Минни в это время училась на первом курсе подготовительного отделения «Денна Холл колледж», а четырнадцатилетний Каттер учился в частной школе в Андовере. Сара Эмбервилл подыскала себе работу в магазине подарков, так что ее скромного жалованья и переводов Зэкари вполне хватало, чтобы дать младшим в семье приличное образование, хотя ни брат, ни сестра не успевали настолько, чтобы претендовать на пособие или стипендию. Откровенно говоря, Минни просто повезло, что она вообще смогла попасть в «Денна Холл», хотя колледж и не считался центром интеллектуальной студенческой элиты. Но Минни была до того очаровательна, смешлива и беззаботна, что никого особенно не волновала ее весьма посредственная успеваемость, несмотря на все ее старания. Что касается Каттера, то при всей его лени, он обладал хорошими способностями, но предпочитал не слишком утруждать себя науками. На это он пошел вполне сознательно: ведь чересчур способным ученикам всегда грозила потеря популярности, между тем главное, к чему он стремился, была именно популярность.

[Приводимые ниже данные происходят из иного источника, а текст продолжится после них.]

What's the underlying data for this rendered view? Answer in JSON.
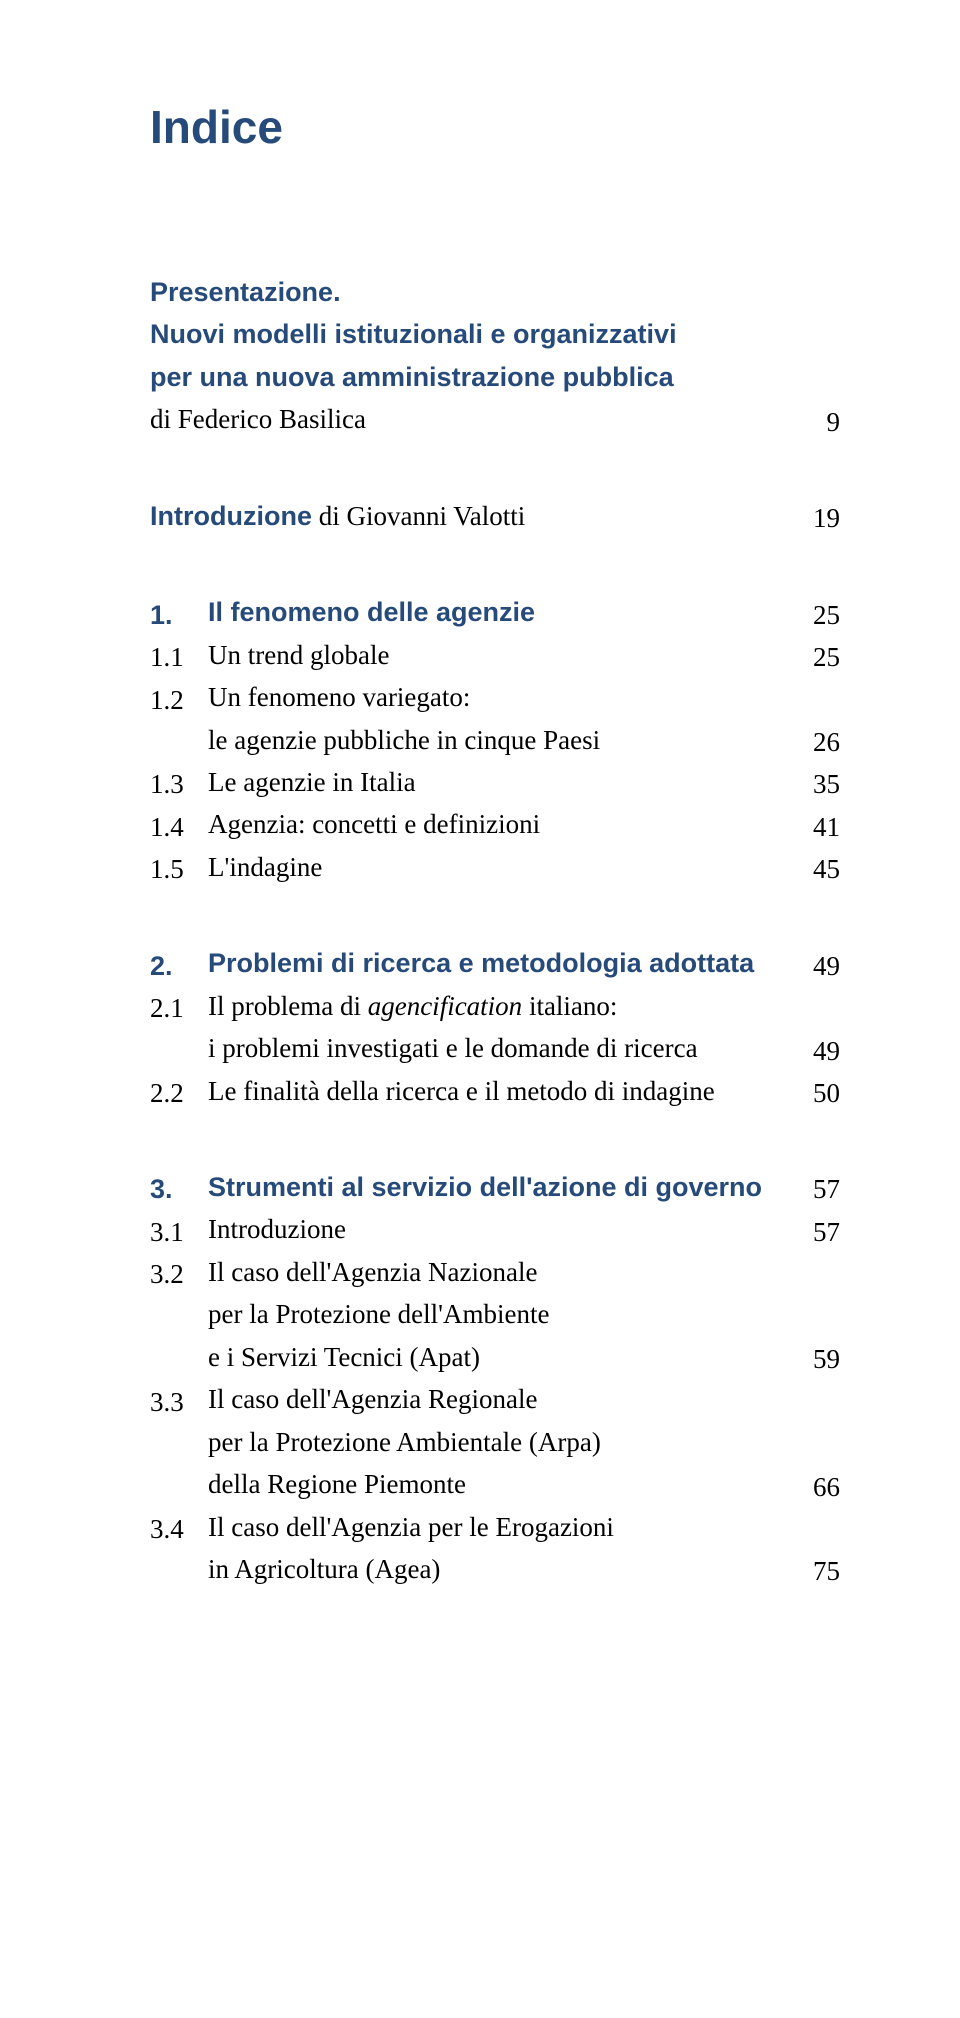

Уже с колыбели стало очевидным, что Каттер Дэйл Эмбервилл пошел в породу Андерсонов. Весьма скоро он превратился в долговязого белокурого паренька с голубыми глазами своих шведских предков. Да, он был безусловно красив, но в сердце его поселился и рос злой, безобразный червь. Каттер с детства презирал то существование на грани бедности, которое вела их семья. Сколько он себя помнил, постоянно приходилось ощущать, что он – один из этих бедных Каттеров, Андерсонов, Дэйлов и Эмбервиллов. В небольшой общине, где все четыре семьи состояли в той или иной степени родства, градации бедности были определены весьма точно, хотя о них и не говорилось вслух.

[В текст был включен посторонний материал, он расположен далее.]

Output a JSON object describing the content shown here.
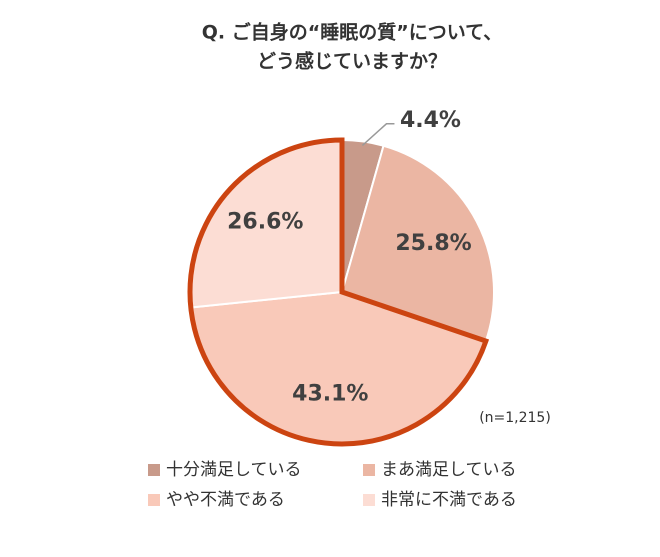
{
  "chart_data": {
    "type": "pie",
    "title": [
      "Q. ご自身の“睡眠の質”について、",
      "どう感じていますか？"
    ],
    "categories": [
      "十分満足している",
      "まあ満足している",
      "やや不満である",
      "非常に不満である"
    ],
    "values": [
      4.4,
      25.8,
      43.1,
      26.6
    ],
    "value_labels": [
      "4.4%",
      "25.8%",
      "43.1%",
      "26.6%"
    ],
    "colors": [
      "#c89a8a",
      "#ebb6a3",
      "#f9c9b9",
      "#fcddd4"
    ],
    "highlight": [
      2,
      3
    ],
    "highlight_color": "#cc4411",
    "annotation": "(n=1,215)"
  }
}
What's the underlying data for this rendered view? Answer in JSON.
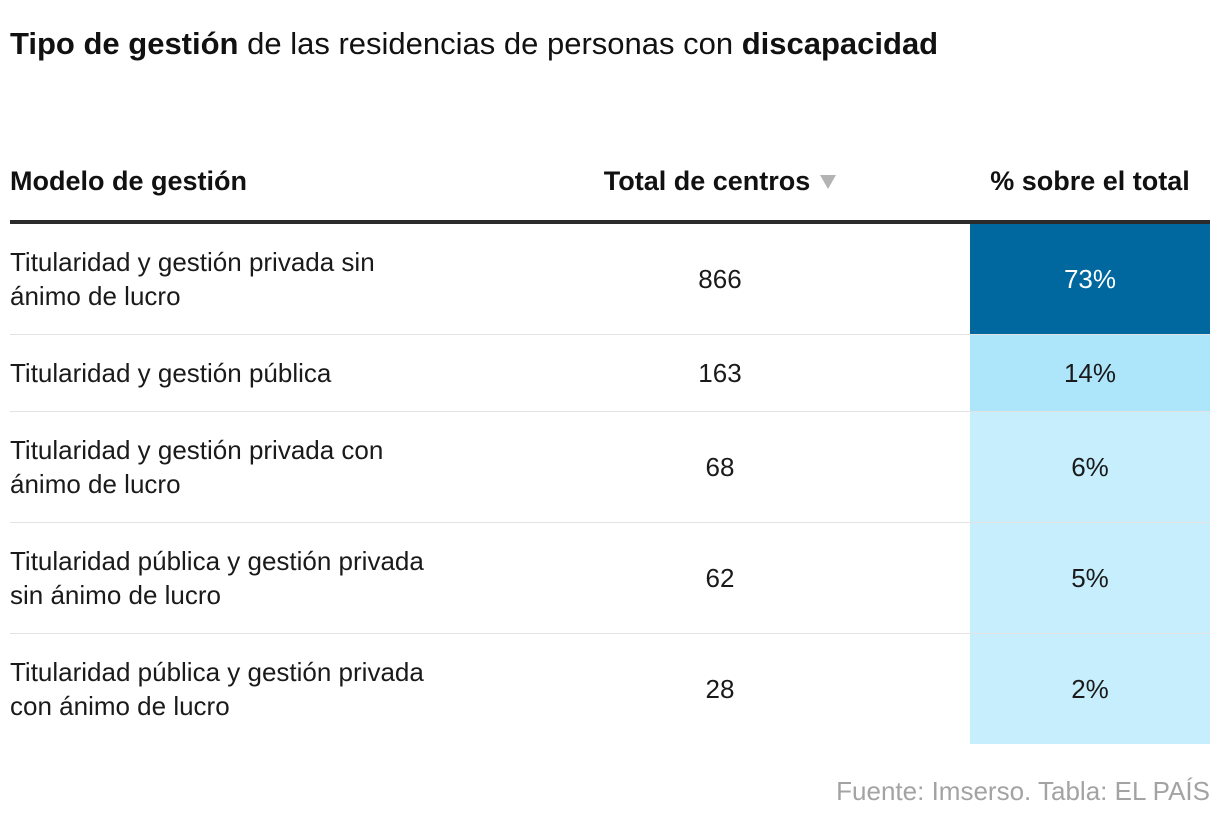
{
  "title": {
    "bold1": "Tipo de gestión",
    "mid": " de las residencias de personas con ",
    "bold2": "discapacidad"
  },
  "headers": {
    "model": "Modelo de gestión",
    "total": "Total de centros",
    "pct": "% sobre el total"
  },
  "colors": {
    "dark": "#01689f",
    "mid": "#ade5fa",
    "light": "#c6eefc"
  },
  "chart_data": {
    "type": "table",
    "title": "Tipo de gestión de las residencias de personas con discapacidad",
    "columns": [
      "Modelo de gestión",
      "Total de centros",
      "% sobre el total"
    ],
    "sort": "Total de centros descending",
    "rows": [
      {
        "model": "Titularidad y gestión privada sin ánimo de lucro",
        "total": 866,
        "total_label": "866",
        "pct": 73,
        "pct_label": "73%"
      },
      {
        "model": "Titularidad y gestión pública",
        "total": 163,
        "total_label": "163",
        "pct": 14,
        "pct_label": "14%"
      },
      {
        "model": "Titularidad y gestión privada con ánimo de lucro",
        "total": 68,
        "total_label": "68",
        "pct": 6,
        "pct_label": "6%"
      },
      {
        "model": "Titularidad pública y gestión privada sin ánimo de lucro",
        "total": 62,
        "total_label": "62",
        "pct": 5,
        "pct_label": "5%"
      },
      {
        "model": "Titularidad pública y gestión privada con ánimo de lucro",
        "total": 28,
        "total_label": "28",
        "pct": 2,
        "pct_label": "2%"
      }
    ]
  },
  "source": "Fuente: Imserso. Tabla: EL PAÍS"
}
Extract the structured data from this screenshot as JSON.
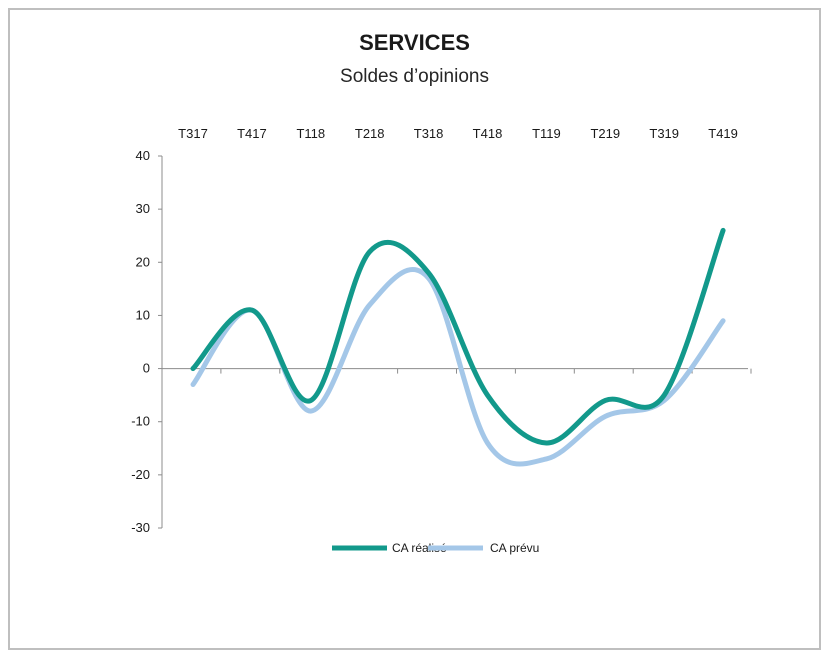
{
  "chart_data": {
    "type": "line",
    "title": "SERVICES",
    "subtitle": "Soldes d’opinions",
    "categories": [
      "T317",
      "T417",
      "T118",
      "T218",
      "T318",
      "T418",
      "T119",
      "T219",
      "T319",
      "T419"
    ],
    "ylim": [
      -30,
      40
    ],
    "yticks": [
      40,
      30,
      20,
      10,
      0,
      -10,
      -20,
      -30
    ],
    "x_tick_position": "top",
    "grid": false,
    "legend_position": "bottom",
    "series": [
      {
        "name": "CA réalisé",
        "color": "#12998b",
        "values": [
          0,
          11,
          -6,
          22,
          18,
          -5,
          -14,
          -6,
          -5,
          26
        ]
      },
      {
        "name": "CA prévu",
        "color": "#a4c7e8",
        "values": [
          -3,
          11,
          -8,
          12,
          17,
          -14,
          -17,
          -9,
          -6,
          9
        ]
      }
    ]
  }
}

Каттер с презрением относился и к карьере отца: зачем понадобилось тому вкладывать свою душу в газету, если это заведомо не могло принести доходов? И что это за человек, если он решается на такой выбор? Неприязнь к отцу, однако, не шла ни в какое сравнение с той неприязнью, которую Каттер испытывал к старшему брату: ведь он не мог не осознавать, что без поддержки Зэкари им бы пришлось худо. Впрочем, Каттер слишком высоко себя ставил, чтобы самому устроиться на какую-нибудь работу, как это делали другие. Ведь в их городе все приличные семьи связаны меж собой кровными узами: как же он сможет после этого разносить по домам их покупки или, стоя за прилавком, наливать им в стаканчики содовой? Да и мать никогда не предлагала ему ничего подобного, потому что не хотела, чтобы ее младший догадывался, каких усилий стоит старшему та обуза, которую он на себя взвалил.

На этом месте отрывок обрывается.